Ato político


Saudades do tempo que a lucidez era o caminho, a verdade e a vida.

Nesses tempos sombrios e de elogio à falta de razão que vivemos, o pensamento de Juremir Machado da Silva soa como fora de moda para uns ou como "olho em terra de cego" para outros (entre os quais me incluo).



Utopia conservadora


A modernidade é um perigo. Em nome dela, prega-se o retorno ao passado como garantia de acesso ao futuro. A tecnologia é apresentada como justificativa para o salto em direção ao século XIX: a uberização. Há no Brasil um projeto em curso dividido em quatro etapas: asfixiar os sindicatos; desmontar a legislação trabalhista; extinguir a aposentadoria pública universal por repartição; acabar com a justiça do trabalho. Michel Temer realizou “brilhantemente” as duas primeiras etapas dessa nova utopia empresarial. A contribuição obrigatória para os sindicatos alimentava algumas máquinas deletérias. Ruim com eles, pior sem eles. Não foi por virtude que o governo Temer tirou o dinheiro dos sindicatos. Foi para matá-los à míngua e diminuir o poder de pressão que ainda exerciam.
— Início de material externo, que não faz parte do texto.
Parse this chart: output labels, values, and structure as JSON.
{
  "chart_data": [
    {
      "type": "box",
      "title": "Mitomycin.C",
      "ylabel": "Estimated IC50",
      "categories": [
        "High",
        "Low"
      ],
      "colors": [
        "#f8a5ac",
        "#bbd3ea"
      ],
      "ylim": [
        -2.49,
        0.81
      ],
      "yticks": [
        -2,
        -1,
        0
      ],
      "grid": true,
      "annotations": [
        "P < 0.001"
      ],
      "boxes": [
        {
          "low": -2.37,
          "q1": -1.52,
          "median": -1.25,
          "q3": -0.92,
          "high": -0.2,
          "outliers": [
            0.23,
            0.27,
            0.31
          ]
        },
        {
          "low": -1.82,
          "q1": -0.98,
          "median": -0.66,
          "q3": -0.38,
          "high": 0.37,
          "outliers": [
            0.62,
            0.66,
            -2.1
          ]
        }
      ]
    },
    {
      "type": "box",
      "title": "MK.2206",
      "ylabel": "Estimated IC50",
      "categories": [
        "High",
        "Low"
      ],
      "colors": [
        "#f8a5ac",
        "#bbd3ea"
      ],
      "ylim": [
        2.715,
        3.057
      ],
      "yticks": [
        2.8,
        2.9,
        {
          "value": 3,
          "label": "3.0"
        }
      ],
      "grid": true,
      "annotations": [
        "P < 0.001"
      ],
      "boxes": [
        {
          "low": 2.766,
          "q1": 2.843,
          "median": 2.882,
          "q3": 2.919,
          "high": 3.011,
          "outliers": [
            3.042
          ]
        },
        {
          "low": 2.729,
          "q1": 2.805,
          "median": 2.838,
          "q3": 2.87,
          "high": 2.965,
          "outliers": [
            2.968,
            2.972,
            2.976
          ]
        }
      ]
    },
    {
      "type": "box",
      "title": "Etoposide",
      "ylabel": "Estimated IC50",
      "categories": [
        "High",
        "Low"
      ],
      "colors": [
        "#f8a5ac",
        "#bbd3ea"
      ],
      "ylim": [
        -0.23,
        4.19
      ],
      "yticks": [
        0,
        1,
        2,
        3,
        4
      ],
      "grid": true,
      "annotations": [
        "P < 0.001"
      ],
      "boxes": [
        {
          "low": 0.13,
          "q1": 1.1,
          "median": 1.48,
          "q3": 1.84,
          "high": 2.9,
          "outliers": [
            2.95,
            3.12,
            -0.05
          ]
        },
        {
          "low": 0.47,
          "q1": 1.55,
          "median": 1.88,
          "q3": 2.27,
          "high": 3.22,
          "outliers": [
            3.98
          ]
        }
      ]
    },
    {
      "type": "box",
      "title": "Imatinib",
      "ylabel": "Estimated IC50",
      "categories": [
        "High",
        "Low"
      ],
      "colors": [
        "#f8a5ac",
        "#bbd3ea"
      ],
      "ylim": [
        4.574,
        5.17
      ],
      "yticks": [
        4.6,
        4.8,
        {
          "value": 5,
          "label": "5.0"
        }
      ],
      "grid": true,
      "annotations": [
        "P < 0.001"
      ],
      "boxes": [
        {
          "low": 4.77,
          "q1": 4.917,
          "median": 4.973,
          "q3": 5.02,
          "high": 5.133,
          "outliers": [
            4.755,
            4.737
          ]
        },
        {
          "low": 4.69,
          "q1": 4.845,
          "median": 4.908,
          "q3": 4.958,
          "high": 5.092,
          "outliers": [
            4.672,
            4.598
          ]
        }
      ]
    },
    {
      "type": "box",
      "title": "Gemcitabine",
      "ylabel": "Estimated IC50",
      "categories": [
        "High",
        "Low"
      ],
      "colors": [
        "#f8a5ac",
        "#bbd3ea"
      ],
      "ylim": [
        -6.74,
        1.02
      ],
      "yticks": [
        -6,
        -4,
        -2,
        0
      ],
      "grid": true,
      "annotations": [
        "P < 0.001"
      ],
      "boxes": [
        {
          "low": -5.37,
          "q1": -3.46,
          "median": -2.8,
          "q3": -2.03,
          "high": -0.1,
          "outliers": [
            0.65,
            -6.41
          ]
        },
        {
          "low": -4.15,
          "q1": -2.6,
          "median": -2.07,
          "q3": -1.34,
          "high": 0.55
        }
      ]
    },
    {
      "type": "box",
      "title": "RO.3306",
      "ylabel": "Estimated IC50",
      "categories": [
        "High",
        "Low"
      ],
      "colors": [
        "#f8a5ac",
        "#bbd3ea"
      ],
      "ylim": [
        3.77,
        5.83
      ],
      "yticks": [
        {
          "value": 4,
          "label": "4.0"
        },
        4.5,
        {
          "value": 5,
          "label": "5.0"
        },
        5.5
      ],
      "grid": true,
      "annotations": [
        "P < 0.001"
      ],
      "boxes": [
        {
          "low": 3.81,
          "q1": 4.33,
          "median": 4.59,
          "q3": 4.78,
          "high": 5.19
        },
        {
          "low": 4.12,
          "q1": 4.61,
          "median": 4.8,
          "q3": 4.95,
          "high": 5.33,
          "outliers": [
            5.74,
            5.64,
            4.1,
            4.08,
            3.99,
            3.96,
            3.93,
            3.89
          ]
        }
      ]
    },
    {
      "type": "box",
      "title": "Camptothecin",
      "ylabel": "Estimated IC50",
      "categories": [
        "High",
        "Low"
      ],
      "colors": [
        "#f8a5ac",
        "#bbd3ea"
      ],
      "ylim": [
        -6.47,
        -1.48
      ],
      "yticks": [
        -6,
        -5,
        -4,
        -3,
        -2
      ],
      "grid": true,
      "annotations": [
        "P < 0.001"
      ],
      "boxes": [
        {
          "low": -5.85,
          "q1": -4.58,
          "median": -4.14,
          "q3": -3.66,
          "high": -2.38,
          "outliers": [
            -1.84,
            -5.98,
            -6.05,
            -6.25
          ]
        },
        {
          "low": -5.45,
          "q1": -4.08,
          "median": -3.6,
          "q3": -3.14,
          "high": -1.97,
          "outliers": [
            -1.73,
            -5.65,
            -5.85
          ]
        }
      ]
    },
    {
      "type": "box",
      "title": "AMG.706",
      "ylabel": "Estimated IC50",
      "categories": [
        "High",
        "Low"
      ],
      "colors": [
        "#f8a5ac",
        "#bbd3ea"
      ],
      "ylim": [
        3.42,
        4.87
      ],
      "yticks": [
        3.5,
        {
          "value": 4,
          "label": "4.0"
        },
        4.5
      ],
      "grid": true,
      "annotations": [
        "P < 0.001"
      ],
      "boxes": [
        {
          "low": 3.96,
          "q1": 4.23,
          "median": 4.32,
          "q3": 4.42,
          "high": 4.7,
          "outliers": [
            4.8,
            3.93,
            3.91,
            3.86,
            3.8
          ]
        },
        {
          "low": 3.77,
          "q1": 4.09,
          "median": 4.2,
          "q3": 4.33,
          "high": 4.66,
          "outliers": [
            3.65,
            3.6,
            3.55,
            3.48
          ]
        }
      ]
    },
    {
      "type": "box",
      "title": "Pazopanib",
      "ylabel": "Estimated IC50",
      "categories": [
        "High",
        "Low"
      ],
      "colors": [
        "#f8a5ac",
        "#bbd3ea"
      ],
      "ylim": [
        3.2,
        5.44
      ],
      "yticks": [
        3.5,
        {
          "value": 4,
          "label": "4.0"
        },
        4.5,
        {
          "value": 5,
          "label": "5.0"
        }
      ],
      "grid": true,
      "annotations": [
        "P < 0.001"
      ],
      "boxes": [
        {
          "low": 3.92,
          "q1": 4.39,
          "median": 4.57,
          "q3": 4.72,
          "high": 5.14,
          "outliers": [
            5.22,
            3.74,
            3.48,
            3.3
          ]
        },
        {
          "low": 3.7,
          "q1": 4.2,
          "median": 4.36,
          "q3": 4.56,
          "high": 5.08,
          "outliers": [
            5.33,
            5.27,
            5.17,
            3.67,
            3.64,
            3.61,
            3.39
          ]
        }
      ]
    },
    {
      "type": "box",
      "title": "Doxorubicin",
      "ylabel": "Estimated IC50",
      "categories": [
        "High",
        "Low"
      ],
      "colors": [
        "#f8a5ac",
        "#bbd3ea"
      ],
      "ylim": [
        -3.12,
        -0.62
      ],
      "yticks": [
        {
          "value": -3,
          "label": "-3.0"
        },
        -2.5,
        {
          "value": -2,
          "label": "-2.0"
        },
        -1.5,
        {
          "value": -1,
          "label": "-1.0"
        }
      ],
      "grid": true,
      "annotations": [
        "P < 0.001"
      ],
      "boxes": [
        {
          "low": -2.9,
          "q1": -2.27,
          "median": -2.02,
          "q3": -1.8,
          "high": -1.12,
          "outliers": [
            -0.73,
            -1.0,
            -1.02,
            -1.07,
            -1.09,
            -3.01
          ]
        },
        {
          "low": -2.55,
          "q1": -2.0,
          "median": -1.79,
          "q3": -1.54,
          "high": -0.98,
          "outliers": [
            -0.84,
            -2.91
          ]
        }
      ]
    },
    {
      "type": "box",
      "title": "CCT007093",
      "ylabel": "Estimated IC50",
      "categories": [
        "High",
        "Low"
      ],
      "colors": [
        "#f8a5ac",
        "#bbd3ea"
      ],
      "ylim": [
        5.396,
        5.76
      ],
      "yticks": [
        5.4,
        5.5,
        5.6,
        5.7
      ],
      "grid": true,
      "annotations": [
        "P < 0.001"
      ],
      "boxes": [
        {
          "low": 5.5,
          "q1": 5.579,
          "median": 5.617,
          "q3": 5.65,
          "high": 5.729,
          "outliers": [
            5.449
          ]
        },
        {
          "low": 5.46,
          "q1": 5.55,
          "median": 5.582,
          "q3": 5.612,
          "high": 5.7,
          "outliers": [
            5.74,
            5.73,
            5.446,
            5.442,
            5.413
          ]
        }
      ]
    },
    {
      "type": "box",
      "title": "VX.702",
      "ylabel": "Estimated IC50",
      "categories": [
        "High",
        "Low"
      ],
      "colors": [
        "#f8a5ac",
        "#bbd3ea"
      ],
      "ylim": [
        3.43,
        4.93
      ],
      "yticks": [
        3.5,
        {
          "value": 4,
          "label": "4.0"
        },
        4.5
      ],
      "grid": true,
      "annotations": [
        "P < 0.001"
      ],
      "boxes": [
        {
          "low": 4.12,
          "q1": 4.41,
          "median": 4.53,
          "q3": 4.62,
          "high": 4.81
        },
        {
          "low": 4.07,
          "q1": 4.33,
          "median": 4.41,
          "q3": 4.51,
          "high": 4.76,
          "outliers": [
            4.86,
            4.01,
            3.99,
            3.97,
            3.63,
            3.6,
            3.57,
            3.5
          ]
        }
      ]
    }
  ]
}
A desmontagem da legislação trabalhista, sob alegação de que era ultrapassada, fascista e produzida no Estado Novo, a ditadura de Getúlio Vargas, apesar das incontáveis revisões sofridas ao longo dos anos, ainda não se completou. O presidente Jair Bolsonaro declarou que o ideal é se aproximar o máximo da informalidade nas relações de trabalho. O capital detesta riscos e obstáculos à sua reprodução viral. Os próximos passos serão a ampliação da precarização e a extinção da justiça do trabalho para que ela não atrapalhe mais com a sua mania de dar ganho de causa a quem possa ter razão, que, muitas vezes, costuma ser o trabalhador. Por fim, com a implantação de um regime de aposentadoria por capitalização, empregadores e Estado livram-se de contribuir de maneira universal para o bem-estar da população na velhice. É o cenário ideal: cada um por si.

Quantos países praticam esse modelo completo? Um dos argumentos usados salienta que o Brasil adotará um modelo misto: repartição para a maioria, que ganha salário mínimo, e capitalização para a classe média, os “ricos”, que ganha acima de dois salários mínimos. Como dizia o outro, fala sério, cara! A velhice será vendida aos bancos. Cada um terá direito a correr os riscos que o capital não suporta. Que exemplo mundial de aposentadoria por capitalização bem-sucedida o empolado Paulo Guedes tem para oferecer? O do Chile? O pessoal que defende essas ideias, por interesse e com o deles, em geral, garantido, acha-se sofisticado e moderno, vendo quem pensa o contrário como ultrapassado e ideológico.

A ideologia da modernidade extinguiu o espelho. Um ex-banqueiro (uma vez banqueiro, sempre banqueiro) como Paulo Guedes defender aposentadoria por capitalização para os bancários, que somos todos nós, é humor de má qualidade. Paulo Guedes jura que entende tudo de economia. Gente como Thomas Piketty e Paul Krugman acha que todas as ideias centrais dele estão equivocadas. Economia é ciência social. Ninguém é dono da verdade. Teorias e hipóteses duelam. Guedes parece crer que a sua economia é ciência exata. Uma coisa é líquida e certa: a reforma que ele propõe é boa para quem ganha com o dinheiro dos outros. Num mundo em que 26 pessoas, segundo a Oxfam, possuem o mesmo que metade da população global, Guedes é moderno.